Thursday, February 10, 2011

Notes of MRI talks at ISC 2011 by Michael Lev and by Greg Albers


These two talks demonstrate patients for whom intervention is NOT likely to help.
* BASIS (reference here: http://www.ajnr.org/cgi/reprint/29/6/1111 )
Lev
1.  Contrary to hypothesis, mismatch IS NOT discriminatory regarding clinical outcome after recanalization.  Most all M1 occlusions with small admission DWI have mismatch, but not all respond to therapy.  The independent outcome predictors, are, NIHSS <= 10 and BASIS* negative have good outcomes, NIHSS > 10 and BASIS + have poor outcomes  and those with one or other are intermediate.
2.  What you need to know, basically, is the amount of core infarct less than 70 cc.  If so, recanalization can be of benefit. You can measure this best, through DWI although CT can be used (see notes below).
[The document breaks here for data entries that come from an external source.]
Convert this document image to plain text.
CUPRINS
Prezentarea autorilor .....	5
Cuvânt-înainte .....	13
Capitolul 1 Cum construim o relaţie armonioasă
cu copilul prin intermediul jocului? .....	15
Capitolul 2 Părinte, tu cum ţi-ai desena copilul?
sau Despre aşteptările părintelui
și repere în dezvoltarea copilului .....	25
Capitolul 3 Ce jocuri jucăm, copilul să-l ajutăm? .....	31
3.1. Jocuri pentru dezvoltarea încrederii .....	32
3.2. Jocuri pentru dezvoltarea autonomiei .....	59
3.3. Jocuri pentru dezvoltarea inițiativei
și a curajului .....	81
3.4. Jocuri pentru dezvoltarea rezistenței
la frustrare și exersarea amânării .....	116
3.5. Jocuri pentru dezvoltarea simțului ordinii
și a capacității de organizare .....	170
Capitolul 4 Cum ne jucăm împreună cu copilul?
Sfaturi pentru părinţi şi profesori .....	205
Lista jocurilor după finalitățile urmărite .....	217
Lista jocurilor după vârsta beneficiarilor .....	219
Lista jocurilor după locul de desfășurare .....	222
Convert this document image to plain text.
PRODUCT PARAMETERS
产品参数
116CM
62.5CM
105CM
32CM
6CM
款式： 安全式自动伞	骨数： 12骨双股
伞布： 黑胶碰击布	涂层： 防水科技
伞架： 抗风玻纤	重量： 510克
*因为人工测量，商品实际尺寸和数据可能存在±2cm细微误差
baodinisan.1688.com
3. The other thing you need to know is that a corresponding perfusion deficit exists.  These 2 criteria by MRI are specific but not sensitive for core.
4.  Idea of time is brain uses clock that starts with imaging of a DWI lesion less than 70 cc, not onset of symptoms. 
5.  Yoo Aj et al. Stroke 2010.  DWI and MTT volumes predicts outcome > mismatch.  DWI > 72 ml and NIHSS > 20 are associated with a poor outcome.  MTT < 47 mL and NIHSS < 8 have good outcome.  Combining gives prognosis over 70 %, much better than NIHSS alone (43 %) or imaging alone (54 %).
6.  Protocol is to do noncontrast head CT, then a CTA, then a DWI and only do CT perfusion if patient is not able to get a MRI.  Also notes current focus on radiation.
7.  Uses above characteristics to assess wake up strokes.
8.  Good collaterals is highly specific for small DWI
9.  THRESHOLDED CBF IS LESS VARIABLE THAN CBV AND IS MORE SENSITIVE FOR SALVAGEABLE BRAIN (CBV MORE SPECIFIC).  CT CBF NOT CBV IS "NEXT BEST THING" IF DWI IS NOT AVAILABLE TO DETERMINE SIZE OF CORE.  However there are issues with CT including luxury perfusion, standardization, post-processing and others.
ALBERS TALK
Discusses DEFUSE trial and adds that he criticizes Lev's talk because there is ANOTHER group of patients who do badly with recanalization and that is those with very large perfusion deficit even with a tiny DWI deficit who have a "malignant pattern" of infarct who will do much worse if treated.  A discussion ensued and Wade Smith mentioned a case with a "so-called malignant pattern" who was observed deteriorating, was promptly treated, and got better, therefore felt clinical part was important.  Again mismatch was overrated and not key.
Albers also spoke of converging evidence that > 5.5 or 6 seconds for contrast to reach brain was a threshold of very sick brain.  He also mentioned a case where one branch was not recanalized, but the branch that was recanalized reperfused dead tissue. 
Wade Smith talk
Many points not mentioned. Of interest he thinks IMS 3 is going to really open up intervention therapies.